Dr Marisa, who runs Westview Clinics and chairs the Medical and Dental Private Practitioners Association of Zimbabwe (MDPPAZ) as its president, noted there some influencers playing their part in this campaign.


“I’m so happy that at least for now we have people like Prophet Makandiwa going publicly and trying to encourage congregants to get vaccinated.


“We however expect more from musicians, we actually expect songs about vaccination, songs about Covid-19, songs about overserving Covid-19 regulations.


“So many artistes have actually gone into hiding , we see a very few of them being active;  We urge them to be active on social media and various mass media platforms,” he said.

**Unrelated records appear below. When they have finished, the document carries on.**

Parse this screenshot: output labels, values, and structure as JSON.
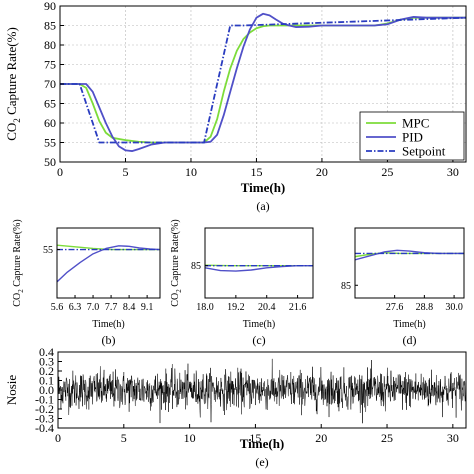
{
  "chart_data": [
    {
      "type": "line",
      "panel_label": "(a)",
      "xlabel": "Time(h)",
      "ylabel_main": "CO",
      "ylabel_sub": "2",
      "ylabel_rest": " Capture Rate(%)",
      "xlim": [
        0,
        31
      ],
      "ylim": [
        50,
        90
      ],
      "xticks": [
        0,
        5,
        10,
        15,
        20,
        25,
        30
      ],
      "yticks": [
        50,
        55,
        60,
        65,
        70,
        75,
        80,
        85,
        90
      ],
      "grid": true,
      "legend_position": "bottom-right",
      "series": [
        {
          "name": "MPC",
          "color": "#7ddc3a",
          "dash": "",
          "x": [
            0,
            1.5,
            2,
            2.5,
            3,
            3.5,
            4,
            5,
            6,
            7,
            8,
            9,
            10,
            11,
            11.5,
            12,
            12.5,
            13,
            13.5,
            14,
            14.5,
            15,
            15.5,
            16,
            16.5,
            17,
            18,
            19,
            20,
            22,
            24,
            25,
            26,
            27,
            28,
            30,
            31
          ],
          "y": [
            70,
            70,
            69,
            65,
            60.5,
            57.5,
            56.2,
            55.6,
            55.2,
            55,
            55,
            55,
            55,
            55,
            56.5,
            61,
            68,
            74,
            78.5,
            81.5,
            83.2,
            84.3,
            84.8,
            85,
            85,
            85,
            85,
            85,
            85,
            85,
            85,
            85.5,
            86.5,
            87,
            87,
            87,
            87
          ]
        },
        {
          "name": "PID",
          "color": "#5050c8",
          "dash": "",
          "x": [
            0,
            1.5,
            2,
            2.5,
            3,
            3.5,
            4,
            4.5,
            5,
            5.5,
            6,
            7,
            8,
            9,
            10,
            11,
            11.5,
            12,
            12.5,
            13,
            13.5,
            14,
            14.5,
            15,
            15.5,
            16,
            16.5,
            17,
            17.5,
            18,
            19,
            20,
            21,
            22,
            23,
            24,
            25,
            26,
            27,
            28,
            29,
            30,
            31
          ],
          "y": [
            70,
            70,
            70,
            68,
            64,
            60,
            56.5,
            54,
            53,
            52.8,
            53.3,
            54.5,
            55,
            55,
            55,
            55,
            55.2,
            57,
            62,
            68,
            74,
            79.5,
            84,
            87,
            88,
            87.6,
            86.5,
            85.5,
            85,
            84.6,
            84.7,
            85,
            85,
            85,
            85,
            85,
            85.3,
            86.5,
            87.2,
            87,
            87,
            87,
            87
          ]
        },
        {
          "name": "Setpoint",
          "color": "#2a3cc0",
          "dash": "6,2,1.5,2",
          "x": [
            0,
            1.5,
            3,
            10.5,
            11,
            13,
            14,
            31
          ],
          "y": [
            70,
            70,
            55,
            55,
            55,
            85,
            85,
            87
          ]
        }
      ]
    },
    {
      "type": "line",
      "panel_label": "(b)",
      "xlabel": "Time(h)",
      "ylabel_main": "CO",
      "ylabel_sub": "2",
      "ylabel_rest": " Capture Rate(%)",
      "xlim": [
        5.6,
        9.6
      ],
      "ylim": [
        50.5,
        57
      ],
      "xticks": [
        5.6,
        6.3,
        7.0,
        7.7,
        8.4,
        9.1
      ],
      "xticklabels": [
        "5.6",
        "6.3",
        "7.0",
        "7.7",
        "8.4",
        "9.1"
      ],
      "yticks": [
        55
      ],
      "grid": false,
      "series": [
        {
          "name": "",
          "color": "#7ddc3a",
          "dash": "",
          "x": [
            5.6,
            6.3,
            7.0,
            7.7,
            8.4,
            9.1,
            9.6
          ],
          "y": [
            55.4,
            55.25,
            55.1,
            55.0,
            55.0,
            55.0,
            55.0
          ]
        },
        {
          "name": "",
          "color": "#5050c8",
          "dash": "",
          "x": [
            5.6,
            6.0,
            6.5,
            7.0,
            7.5,
            8.0,
            8.4,
            8.8,
            9.2,
            9.6
          ],
          "y": [
            52.0,
            52.9,
            53.8,
            54.6,
            55.1,
            55.35,
            55.3,
            55.15,
            55.05,
            55.0
          ]
        },
        {
          "name": "",
          "color": "#2a3cc0",
          "dash": "6,2,1.5,2",
          "x": [
            5.6,
            9.6
          ],
          "y": [
            55,
            55
          ]
        }
      ]
    },
    {
      "type": "line",
      "panel_label": "(c)",
      "xlabel": "Time(h)",
      "ylabel_main": "CO",
      "ylabel_sub": "2",
      "ylabel_rest": " Capture Rate(%)",
      "xlim": [
        18.0,
        22.2
      ],
      "ylim": [
        82,
        88.5
      ],
      "xticks": [
        18.0,
        19.2,
        20.4,
        21.6
      ],
      "xticklabels": [
        "18.0",
        "19.2",
        "20.4",
        "21.6"
      ],
      "yticks": [
        85
      ],
      "grid": false,
      "series": [
        {
          "name": "",
          "color": "#7ddc3a",
          "dash": "",
          "x": [
            18.0,
            19.0,
            20.0,
            21.0,
            22.2
          ],
          "y": [
            85.05,
            85.0,
            85.0,
            85.0,
            85.0
          ]
        },
        {
          "name": "",
          "color": "#5050c8",
          "dash": "",
          "x": [
            18.0,
            18.6,
            19.2,
            19.8,
            20.4,
            21.0,
            21.6,
            22.2
          ],
          "y": [
            84.8,
            84.55,
            84.5,
            84.6,
            84.8,
            84.92,
            85.0,
            85.0
          ]
        },
        {
          "name": "",
          "color": "#2a3cc0",
          "dash": "6,2,1.5,2",
          "x": [
            18.0,
            22.2
          ],
          "y": [
            85,
            85
          ]
        }
      ]
    },
    {
      "type": "line",
      "panel_label": "(d)",
      "xlabel": "Time(h)",
      "ylabel_main": "",
      "ylabel_sub": "",
      "ylabel_rest": "",
      "xlim": [
        26.0,
        30.4
      ],
      "ylim": [
        84.2,
        88.6
      ],
      "xticks": [
        27.6,
        28.8,
        30.0
      ],
      "xticklabels": [
        "27.6",
        "28.8",
        "30.0"
      ],
      "yticks": [
        85
      ],
      "grid": false,
      "series": [
        {
          "name": "",
          "color": "#7ddc3a",
          "dash": "",
          "x": [
            26.0,
            26.6,
            27.2,
            27.8,
            28.4,
            29.0,
            29.6,
            30.4
          ],
          "y": [
            86.8,
            86.95,
            87.05,
            87.0,
            87.0,
            87.0,
            87.0,
            87.0
          ]
        },
        {
          "name": "",
          "color": "#5050c8",
          "dash": "",
          "x": [
            26.0,
            26.6,
            27.2,
            27.7,
            28.2,
            28.8,
            29.4,
            30.0,
            30.4
          ],
          "y": [
            86.6,
            86.85,
            87.1,
            87.2,
            87.15,
            87.05,
            87.0,
            87.0,
            87.0
          ]
        },
        {
          "name": "",
          "color": "#2a3cc0",
          "dash": "6,2,1.5,2",
          "x": [
            26.0,
            30.4
          ],
          "y": [
            87,
            87
          ]
        }
      ]
    },
    {
      "type": "line",
      "panel_label": "(e)",
      "xlabel": "Time(h)",
      "ylabel_main": "Nosie",
      "ylabel_sub": "",
      "ylabel_rest": "",
      "xlim": [
        0,
        31
      ],
      "ylim": [
        -0.4,
        0.4
      ],
      "xticks": [
        0,
        5,
        10,
        15,
        20,
        25,
        30
      ],
      "yticks": [
        -0.4,
        -0.3,
        -0.2,
        -0.1,
        0.0,
        0.1,
        0.2,
        0.3,
        0.4
      ],
      "yticklabels": [
        "-0.4",
        "-0.3",
        "-0.2",
        "-0.1",
        "0.0",
        "0.1",
        "0.2",
        "0.3",
        "0.4"
      ],
      "grid": false,
      "noise": {
        "color": "#000000",
        "points": 1400,
        "sigma": 0.1,
        "range": [
          -0.35,
          0.35
        ]
      }
    }
  ]
}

Dr Marisa singled out Macheso as one of the most influential figures who needed to be empowered and help in spread message on Covid-19 vaccination.


“People like Macheso for example when he talks about of Covid-19 he will find a lot of takers.


“We urge fellow artists to be quite vocal and we expect them to work with the people so that they know what is supposed to be done.


“We have to know that for us to win this war we ne need a lot of noise, we need a lot of advocacy, we need a lot pf knowledge,” he said.


He however said there was still ignorance about Covid-19 in most communities where campaigns needed to be stepped up.


“There is a lot of ignorance among the rural populace about Covid-19 despite the pandemic claiming lives.


“It is in this areas where people Macheso, Jah Prayzah and other top comedians and preachers need to step in since they will find a lot of takers.


“We need then to come out of their hiding, we need them to come come out of their hibernation and move into the fields  and spread the message through various platforms, inclduiign their social media hands,” he said.


Added Dr Maraisa:


“Despite us calling for these influencers to help us in the campaign, mass media houses must continue reporting.


“We need a lot of radio and television programmes on daily basis where need medical practitioners will be required to remind people of the need to be vaccinated, the dangers of the Covid -19 and what needs to be done since this pandemic is deadly.


“Those who have survived Covid-19 must also step in and share with their relatives on their experiences so that they get information from some of the people they can relate to,” he said.


With the fourth wave coming, Dr Marisa also noted with concern that there are some people who still believe Covid-19 does not exist.


“Denialism is at this point in time is very dangerous; denialism is contributing lot to new deaths and infections at the moment.


“We have been dealing with issues of denialism, Covid-19 is for everyone and those affected should report early.


“The Delta variant need assisted isolation while consulting the medical practitioner is prerequisite.


“Findings have shown that this new variant is deadly and can affect one between 10 to 11 days so people must always seek treatment first to avoid hypoxia.


“In cases where people are taking other remedies, we don’t need to continue steaming, those that are dying its only because of delays.


“People who think have a lot of knowledge they get from social media and diaspora are the ones  causing all sorts of these problem,” he said.


As front-line workers, Dr Marisa said their lives were at risk but they continue adhering to Covid-19 restrictions.


“As frontline workers, we always take the precautions, we have enough PPEs for our staff we do hand washing, we have 13 employees here at Westview Clinics and no one has suffered from Covid-19.


“However, we have lost three doctors in the last three weeks, we hope for the best for everyone.


“We will continue doing our best as medical practitioners but at the moment a collective effort is needed in raising awareness,” he said.